The Olympic symbols are icons, flags, as well as symbols which the International Olympic Committee or IOC uses to elevate the Olympic Games. Some, like the fanfare, flame, and theme, are commonly used during Olympic competition. However, others like the flags can be present throughout the years.
The Olympic flag was actually created under the guidance of Baron Coubertin in 1913, but he released it in 1914. It was hosted for the first time in 1920 in Antwerp, Belgium, at the 1920 Summer Olympics in the main stadium. The five rings actually represent the five continents of the world.
The rings are actually five interlocking rings, colored blue, yellow, green, red, and black. They are placed on a white field, and they are universally known as Olympic rings. Baron Coubertin originally designed the symbol in 1913. He appears to have intended the rings to actually represent the five continents: Europe, Asia, Africa, America, and Oceania.
According to him, the colors of the rings together with the white of the background composed the flag of every competing nation at that time. The popularity and widespread use of the symbol started during the lead-up to the 1936 Summer Olympics in Berlin.
The Olympic rings are one of the most recognizable logos out there. However, those rings were not dreamed up at the advertising agency. They were actually hand-drawn on a letter to a colleague by the father of the modern Olympics. Every detail of what he draws has its own specific and symbolic meaning.
- Explanation of the tradition with Olympic rings tattoos.
Just like we already mentioned, the five interlocking and different colored circles symbolize the five inhabited continents of the world. Moreover, a less known fact is the association of the number four with the planet Venus in astrology. Every four years, the planet Venus returns to the same point of the Zodiac. This is much like the four year period between the Olympic Games.

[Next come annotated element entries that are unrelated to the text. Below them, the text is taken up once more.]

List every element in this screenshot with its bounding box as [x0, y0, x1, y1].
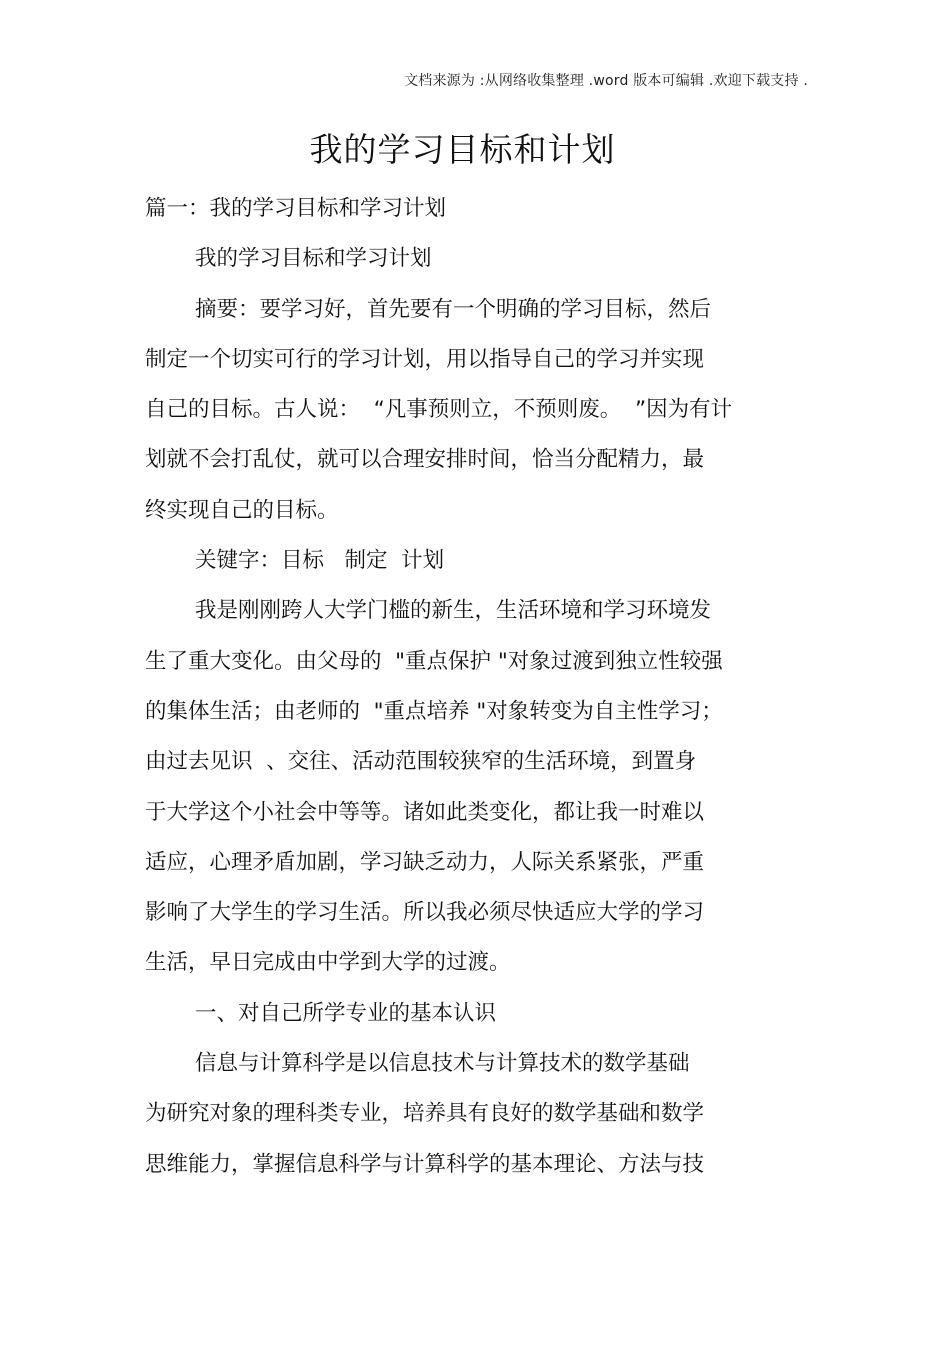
paragraph-line: 信息与计算科学是以信息技术与计算技术的数学基础 — [195, 1051, 690, 1077]
paragraph-line: 生活，早日完成由中学到大学的过渡。 — [145, 950, 511, 976]
paragraph-line: 自己的目标。古人说： “凡事预则立，不预则废。 ”因为有计 — [145, 397, 733, 423]
paragraph-line: 一、对自己所学专业的基本认识 — [195, 1000, 497, 1026]
paragraph-line: 适应，心理矛盾加剧，学习缺乏动力，人际关系紧张，严重 — [145, 849, 705, 875]
page-title: 我的学习目标和计划 — [309, 130, 616, 169]
document-body — [145, 192, 805, 1198]
paragraph-line: 摘要：要学习好，首先要有一个明确的学习目标，然后 — [195, 296, 712, 322]
paragraph-line: 影响了大学生的学习生活。所以我必须尽快适应大学的学习 — [145, 900, 705, 926]
paragraph-line: 篇一：我的学习目标和学习计划 — [145, 196, 447, 221]
paragraph-line: 制定一个切实可行的学习计划，用以指导自己的学习并实现 — [145, 346, 705, 372]
paragraph-line: 的集体生活；由老师的 "重点培养 "对象转变为自主性学习； — [145, 698, 723, 724]
paragraph-line: 我的学习目标和学习计划 — [195, 246, 432, 272]
paragraph-line: 生了重大变化。由父母的 "重点保护 "对象过渡到独立性较强 — [145, 648, 723, 674]
paragraph-line: 终实现自己的目标。 — [145, 497, 339, 523]
paragraph-line: 思维能力，掌握信息科学与计算科学的基本理论、方法与技 — [145, 1151, 705, 1177]
paragraph-line: 于大学这个小社会中等等。诸如此类变化，都让我一时难以 — [145, 799, 705, 825]
source-note: 文档来源为 :从网络收集整理 .word 版本可编辑 .欢迎下载支持 . — [404, 73, 808, 89]
paragraph-line: 为研究对象的理科类专业，培养具有良好的数学基础和数学 — [145, 1101, 705, 1127]
paragraph-line: 关键字：目标 制定 计划 — [195, 548, 445, 574]
paragraph-line: 我是刚刚跨人大学门槛的新生，生活环境和学习环境发 — [195, 598, 712, 624]
paragraph-line: 划就不会打乱仗，就可以合理安排时间，恰当分配精力，最 — [145, 447, 705, 473]
paragraph-line: 由过去见识 、交往、活动范围较狭窄的生活环境，到置身 — [145, 749, 697, 775]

It is believed that the Olympic symbols tattoo tradition started in Los Angeles games in 1984. Here, the Canadian swimmers Alex Baumann and Victor Davis had a tattoo of a maple leaf on their chests. However, Davis inspired Chris Jacobs, an American swimmer, to get a tattoo of the Olympic rings. This was before the Olympic Games in 1988. He won three medals and was the one who started the tradition for the US swim team.

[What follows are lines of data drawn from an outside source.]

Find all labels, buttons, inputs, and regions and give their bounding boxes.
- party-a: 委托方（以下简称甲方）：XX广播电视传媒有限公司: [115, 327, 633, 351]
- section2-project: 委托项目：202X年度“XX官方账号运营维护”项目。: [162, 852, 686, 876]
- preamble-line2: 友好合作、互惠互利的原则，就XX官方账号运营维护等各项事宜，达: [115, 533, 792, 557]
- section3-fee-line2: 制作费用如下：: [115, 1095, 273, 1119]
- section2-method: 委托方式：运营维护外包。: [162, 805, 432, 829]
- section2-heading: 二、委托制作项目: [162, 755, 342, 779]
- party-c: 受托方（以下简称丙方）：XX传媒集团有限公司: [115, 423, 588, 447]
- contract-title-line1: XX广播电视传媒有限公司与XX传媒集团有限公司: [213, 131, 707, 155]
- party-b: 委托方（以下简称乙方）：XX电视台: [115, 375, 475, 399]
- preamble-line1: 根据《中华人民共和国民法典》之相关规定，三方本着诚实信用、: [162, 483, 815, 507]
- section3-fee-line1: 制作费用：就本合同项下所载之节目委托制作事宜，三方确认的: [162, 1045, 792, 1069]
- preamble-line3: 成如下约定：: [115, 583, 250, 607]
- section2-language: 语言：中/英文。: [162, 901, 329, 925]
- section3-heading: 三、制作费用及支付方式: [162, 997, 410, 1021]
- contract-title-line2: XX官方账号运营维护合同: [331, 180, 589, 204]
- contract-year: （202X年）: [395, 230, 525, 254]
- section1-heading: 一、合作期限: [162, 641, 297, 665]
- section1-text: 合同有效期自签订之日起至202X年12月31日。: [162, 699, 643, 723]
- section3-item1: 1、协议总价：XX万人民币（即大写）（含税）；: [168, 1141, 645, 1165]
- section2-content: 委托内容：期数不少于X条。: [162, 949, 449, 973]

Jacobs told the Washington Post the following:
“Family and friends see the tattoo as special, unique and something for which we should be proud. The reaction from other Olympians tends to be fairly consistent, most appreciating the idea, with the greatest amount of time spent deciding on the best part of their body to display the work.”

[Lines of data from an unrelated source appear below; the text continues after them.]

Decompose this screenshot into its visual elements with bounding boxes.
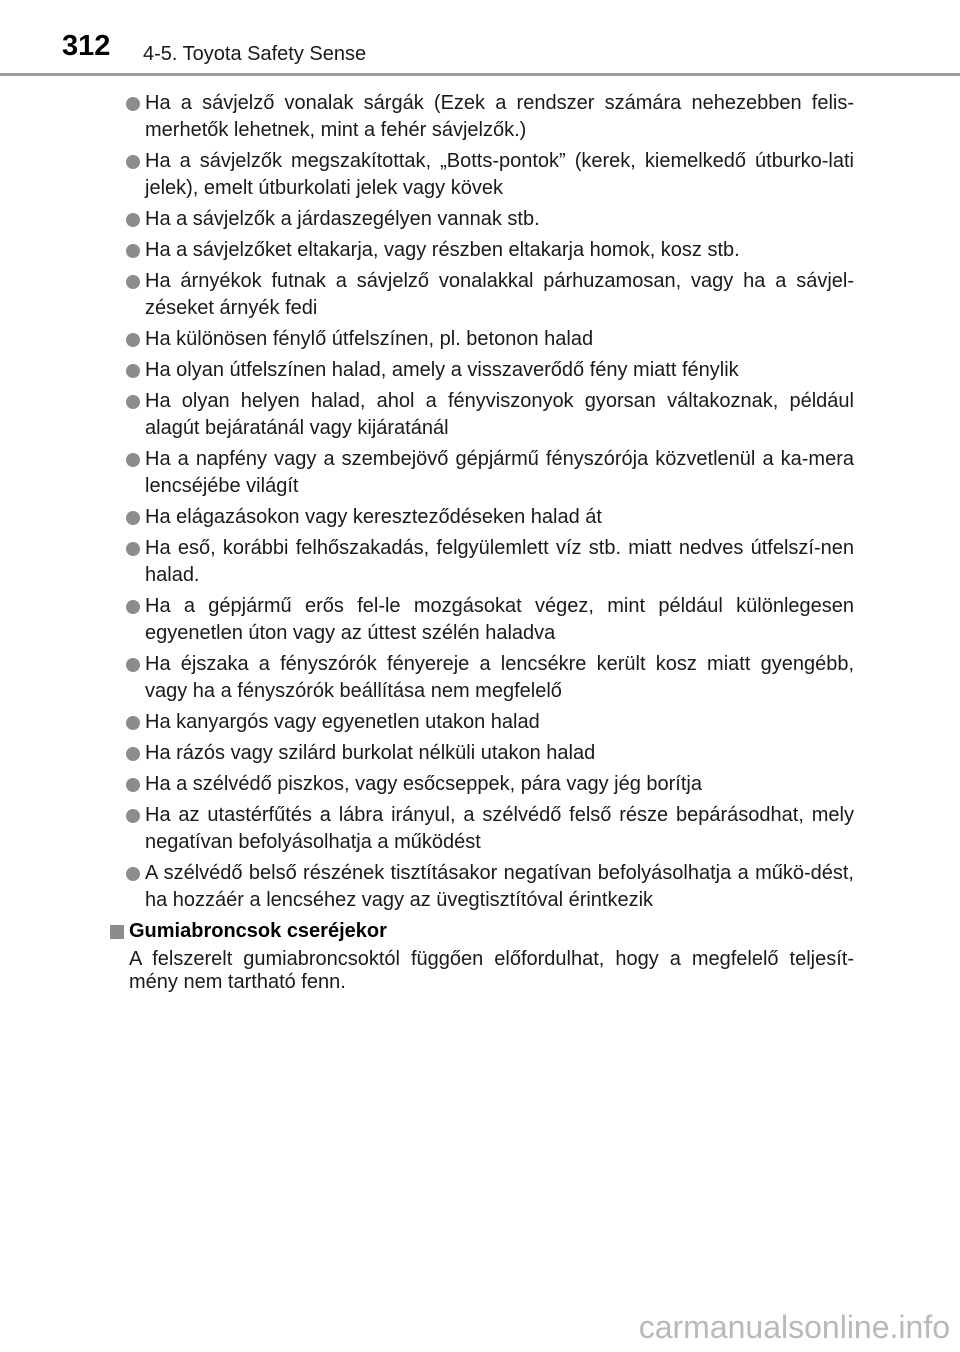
list-item — [110, 504, 854, 531]
list-item — [110, 802, 854, 856]
bullet-icon — [126, 364, 140, 378]
list-item-text: A szélvédő belső részének tisztításakor negatívan befolyásolhatja a műkö-dést, ha hozzáér a lencséhez vagy az üvegtisztítóval érintkezik — [145, 862, 854, 911]
list-item-text: Ha a napfény vagy a szembejövő gépjármű fényszórója közvetlenül a ka-mera lencséjébe világít — [145, 448, 854, 497]
list-item — [110, 268, 854, 322]
list-item-text: Ha olyan útfelszínen halad, amely a visszaverődő fény miatt fénylik — [145, 359, 739, 381]
bullet-icon — [126, 747, 140, 761]
subsection-heading — [110, 918, 854, 945]
page-number: 312 — [62, 30, 111, 62]
list-item — [110, 771, 854, 798]
page-header — [0, 0, 960, 76]
list-item-text: Ha a szélvédő piszkos, vagy esőcseppek, pára vagy jég borítja — [145, 773, 702, 795]
list-item-text: Ha a sávjelző vonalak sárgák (Ezek a rendszer számára nehezebben felis-merhetők lehetnek, mint a fehér sávjelzők.) — [145, 92, 854, 141]
list-item-text: Ha éjszaka a fényszórók fényereje a lencsékre került kosz miatt gyengébb, vagy ha a fényszórók beállítása nem megfelelő — [145, 653, 854, 702]
square-bullet-icon — [110, 925, 124, 939]
bullet-icon — [126, 809, 140, 823]
bullet-icon — [126, 778, 140, 792]
bullet-icon — [126, 333, 140, 347]
list-item-text: Ha elágazásokon vagy kereszteződéseken halad át — [145, 506, 602, 528]
list-item-text: Ha eső, korábbi felhőszakadás, felgyülemlett víz stb. miatt nedves útfelszí-nen halad. — [145, 537, 854, 586]
list-item-text: Ha rázós vagy szilárd burkolat nélküli utakon halad — [145, 742, 596, 764]
list-item-text: Ha árnyékok futnak a sávjelző vonalakkal párhuzamosan, vagy ha a sávjel-zéseket árnyék fedi — [145, 270, 854, 319]
list-item — [110, 740, 854, 767]
list-item — [110, 709, 854, 736]
bullet-icon — [126, 97, 140, 111]
tire-replacement-section — [110, 918, 854, 994]
section-title: 4-5. Toyota Safety Sense — [143, 43, 367, 65]
list-item-text: Ha a sávjelzőket eltakarja, vagy részben eltakarja homok, kosz stb. — [145, 239, 740, 261]
bullet-icon — [126, 395, 140, 409]
bullet-icon — [126, 867, 140, 881]
list-item — [110, 237, 854, 264]
list-item — [110, 148, 854, 202]
list-item — [110, 535, 854, 589]
list-item — [110, 446, 854, 500]
list-item — [110, 90, 854, 144]
list-item — [110, 651, 854, 705]
page-content — [110, 90, 854, 994]
list-item-text: Ha a sávjelzők a járdaszegélyen vannak stb. — [145, 208, 540, 230]
bullet-icon — [126, 244, 140, 258]
list-item-text: Ha olyan helyen halad, ahol a fényviszonyok gyorsan váltakoznak, például alagút bejáratánál vagy kijáratánál — [145, 390, 854, 439]
list-item — [110, 206, 854, 233]
bullet-icon — [126, 658, 140, 672]
bullet-icon — [126, 213, 140, 227]
bullet-icon — [126, 453, 140, 467]
list-item — [110, 326, 854, 353]
list-item-text: Ha kanyargós vagy egyenetlen utakon halad — [145, 711, 540, 733]
list-item — [110, 357, 854, 384]
list-item-text: Ha a gépjármű erős fel-le mozgásokat végez, mint például különlegesen egyenetlen úton vagy az úttest szélén haladva — [145, 595, 854, 644]
list-item-text: Ha az utastérfűtés a lábra irányul, a szélvédő felső része bepárásodhat, mely negatívan befolyásolhatja a működést — [145, 804, 854, 853]
list-item-text: Ha különösen fénylő útfelszínen, pl. betonon halad — [145, 328, 594, 350]
list-item — [110, 860, 854, 914]
bullet-icon — [126, 155, 140, 169]
subsection-body: A felszerelt gumiabroncsoktól függően előfordulhat, hogy a megfelelő teljesít-mény nem tartható fenn. — [129, 948, 854, 993]
list-item-text: Ha a sávjelzők megszakítottak, „Botts-pontok” (kerek, kiemelkedő útburko-lati jelek), emelt útburkolati jelek vagy kövek — [145, 150, 854, 199]
subsection-heading-text: Gumiabroncsok cseréjekor — [129, 920, 387, 942]
condition-list — [110, 90, 854, 914]
bullet-icon — [126, 275, 140, 289]
list-item — [110, 593, 854, 647]
bullet-icon — [126, 600, 140, 614]
bullet-icon — [126, 542, 140, 556]
list-item — [110, 388, 854, 442]
bullet-icon — [126, 716, 140, 730]
header-divider — [0, 73, 960, 76]
bullet-icon — [126, 511, 140, 525]
watermark-text: carmanualsonline.info — [638, 1309, 950, 1345]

Olympians from all over the world have some version of the five rings tattooed on their bodies. One British Paralympic swimmer, named Josef Craig, was disqualified from a race because his Olympic ring tattoo was showing an illegal advertisement on his body since. The Paralympic officials technically considered it illegal since their competition takes place under a separate flag.
Some might even opt not to get that tattoo. However, for many who have it, it is a permanent reminder of the incredible amount of work that it takes to earn the right to being called an Olympian. The US swimmer Missy Franklin, who won four gold medals in the 2012 Olympic Games, spent months considering where she would get the tattoo. She even called it a motivating factor for making the team as a 17-year-old.
For a lot of athletes, the Olympic path is easy to trace. Years of training in obscurity, and a nerve-wracking and life-affirming competition on the biggest stage in the world is not new for them. The medal podium is for the strongest, fastest, and smartest of the bunch. And after that, they get back home to visit a tattoo artist to memorize the whole affair for eternity.
The iconic Olympic rings were definitely ever-present across Rio de Janeiro. However, that was not only on the flags and the signage which wallpapers the city. For many people competing there, the rings were present on ankles, hips, biceps, and shoulders. It all started before, but 2012 was definitely the year when the tattoo tradition of the Olympic rings was on the top.